When it comes to ending a marriage, most people consider divorce as the first option. However, another option is annulment, a process through which the marriage never legally existed. This can seem like an appealing option when other factors make divorce unattractive for a couple.
However, an annulment is a distinct legal procedure that has different requirements than a divorce. Fully understanding annulment in Colorado can help you make the correct decision when deciding the best way to end your marriage.
Divorce and Annulment in Colorado
Like many other states, Colorado allows for “no-fault” divorce. So long as married couples follow the correct period of separation procedures, they may move forward with a no-fault divorce, with no need for other circumstances to come into play.
When it comes to annulment, Colorado does not have any procedures that use that name. However, the state does allow for a court action known as a “declaration of invalidity.” This order operates roughly in the same manner as an annulment, stating that your marriage was not valid – ending your legal obligations without a divorce.
Legal Grounds to Obtain a Declaration of Invalidity
Unlike the ability to file for a no-fault divorce, you must meet specific requirements to file and successfully obtain a declaration of invalidity. Under Colorado law, those circumstances are:
Either spouse lacked the intellectual ability to consent to marriage due to drugs, alcohol, or another incapacity
Either spouse could not physically consummate the marriage, but the other spouse didn’t know that when the marriage took place.
Either spouse was under the legal age of marriage
Either of the spouses was compelled to marry
Either of the spouses entered the marriage because of a joke or because someone dared them
One spouse married due to fraudulent acts or misrepresentation of the other
The marriage was void because of bigamy, polygamy, incest, or another violation of marriage law
In addition to meeting the requirements for a declaration of invalidity, a spouse must file a petition within a specific time frame. You have 6 months to file for annulment on the grounds of lack of mental capacity or the claim of duress, dare, or fraud; 12 months for unconsummated marriages; and 25 months for violations of the age of consent. Claims of incest, bigamy, and polygamy have no time limit for filing a court petition.

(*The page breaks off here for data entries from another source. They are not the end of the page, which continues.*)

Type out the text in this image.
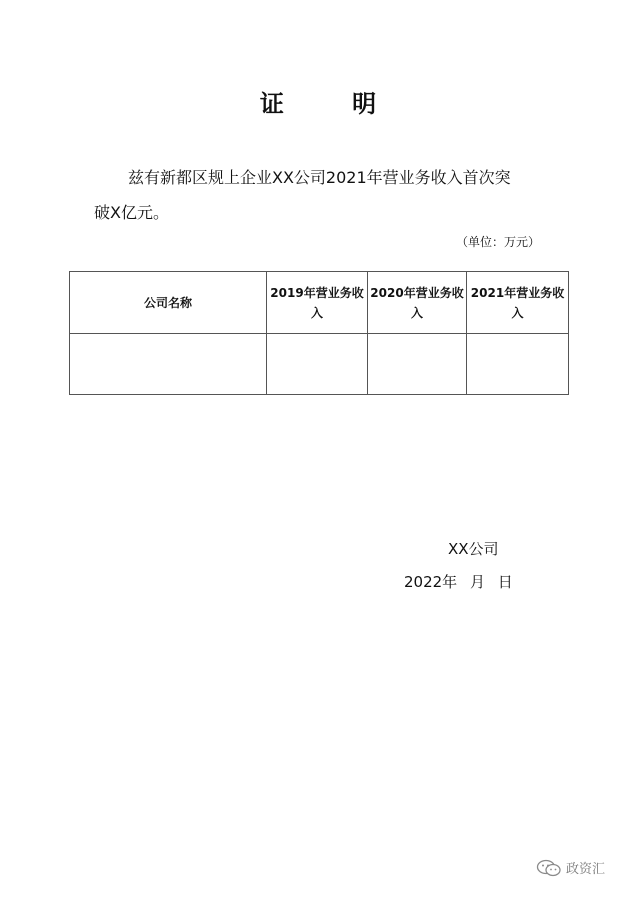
证 明
兹有新都区规上企业XX公司2021年营业务收入首次突
破X亿元。
（单位：万元）
公司名称	2019年营业务收入	2020年营业务收入	2021年营业务收入

XX公司
2022年 月 日
政资汇
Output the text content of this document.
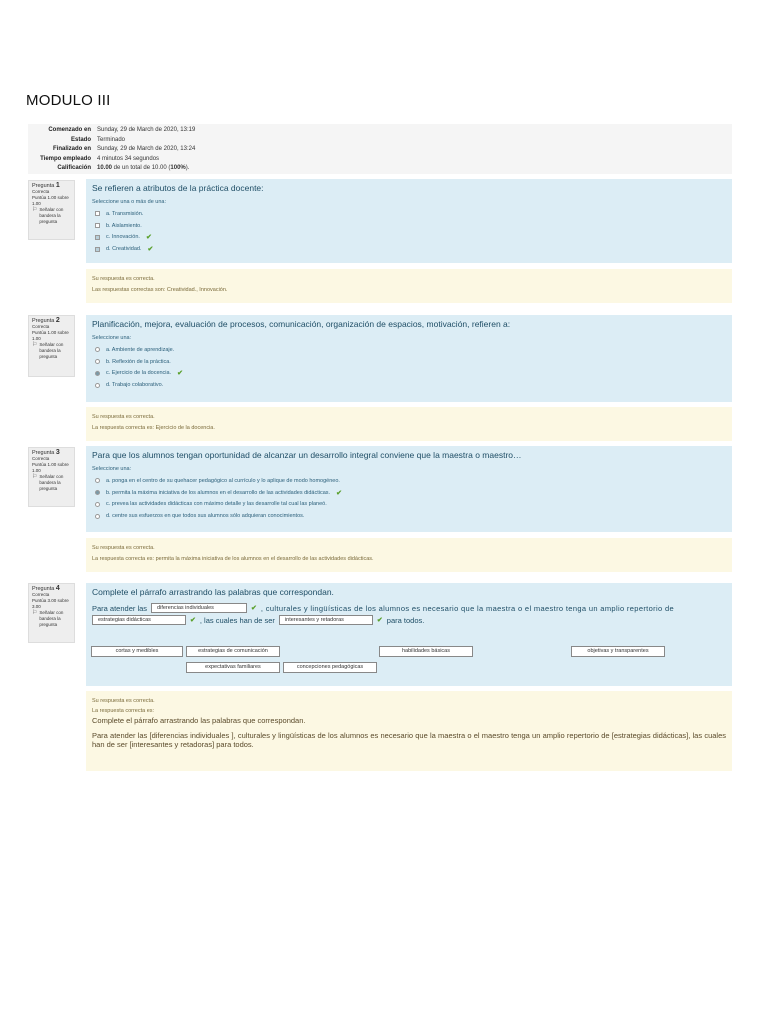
MODULO III
Comenzado en	Sunday, 29 de March de 2020, 13:19
Estado	Terminado
Finalizado en	Sunday, 29 de March de 2020, 13:24
Tiempo empleado	4 minutos 34 segundos
Calificación	10.00 de un total de 10.00 (100%).
Pregunta 1
Correcta
Puntúa 1.00 sobre 1.00
⚐ Señalar con bandera la pregunta
Se refieren a atributos de la práctica docente:
Seleccione una o más de una:
a. Transmisión.
b. Aislamiento.
c. Innovación. ✔
d. Creatividad. ✔
Su respuesta es correcta.
Las respuestas correctas son: Creatividad., Innovación.
Pregunta 2
Correcta
Puntúa 1.00 sobre 1.00
⚐ Señalar con bandera la pregunta
Planificación, mejora, evaluación de procesos, comunicación, organización de espacios, motivación, refieren a:
Seleccione una:
a. Ambiente de aprendizaje.
b. Reflexión de la práctica.
c. Ejercicio de la docencia. ✔
d. Trabajo colaborativo.
Su respuesta es correcta.
La respuesta correcta es: Ejercicio de la docencia.
Pregunta 3
Correcta
Puntúa 1.00 sobre 1.00
⚐ Señalar con bandera la pregunta
Para que los alumnos tengan oportunidad de alcanzar un desarrollo integral conviene que la maestra o maestro…
Seleccione una:
a. ponga en el centro de su quehacer pedagógico al currículo y lo aplique de modo homogéneo.
b. permita la máxima iniciativa de los alumnos en el desarrollo de las actividades didácticas. ✔
c. prevea las actividades didácticas con máximo detalle y las desarrolle tal cual las planeó.
d. centre sus esfuerzos en que todos sus alumnos sólo adquieran conocimientos.
Su respuesta es correcta.
La respuesta correcta es: permita la máxima iniciativa de los alumnos en el desarrollo de las actividades didácticas.
Pregunta 4
Correcta
Puntúa 3.00 sobre 3.00
⚐ Señalar con bandera la pregunta
Complete el párrafo arrastrando las palabras que correspondan.
Para atender las	diferencias individuales	✔ , culturales y lingüísticas de los alumnos es necesario que la maestra o el maestro tenga un amplio repertorio de
estrategias didácticas	✔ , las cuales han de ser	interesantes y retadoras	✔ para todos.
cortas y medibles	estrategias de comunicación	habilidades básicas	objetivas y transparentes
expectativas familiares	concepciones pedagógicas
Su respuesta es correcta.
La respuesta correcta es:
Complete el párrafo arrastrando las palabras que correspondan.
Para atender las [diferencias individuales ], culturales y lingüísticas de los alumnos es necesario que la maestra o el maestro tenga un amplio repertorio de [estrategias didácticas], las cuales han de ser [interesantes y retadoras] para todos.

How Long Does an Annulment Take?
Not only do declarations of invalidity have strict legal grounds for filing, the involved parties will likely also need to provide proof of the grounds for annulment. This can involve lengthy proceedings to justify the annulment request and additional legal preparations, even when both parties agree that they want to have their marriage declared invalid.
In contested annulments, the procedure can take even longer, quickly stretching out the timeline beyond that of a standard divorce. There will also be the consideration of applicable child custody, support, and visitation as would occur in a divorce. Unlike some other states, Colorado allows for distribution of any marital property through annulment, even though there is no legal marriage in the first place.
In contrast, because of Colorado’s allowance of no-fault divorces, a court can process a divorce proceeding much more quickly than an annulment – even though popular perception seems to be the opposite. For those who are hoping to find a quicker alternative to divorce, an annulment may not be the way to go.
However, certain circumstances may mean that annulment is the better option for ending your marriage. Consulting with an attorney can help you understand if you have the legal grounds for an annulment, as well as determine which procedure will better suit your specific needs.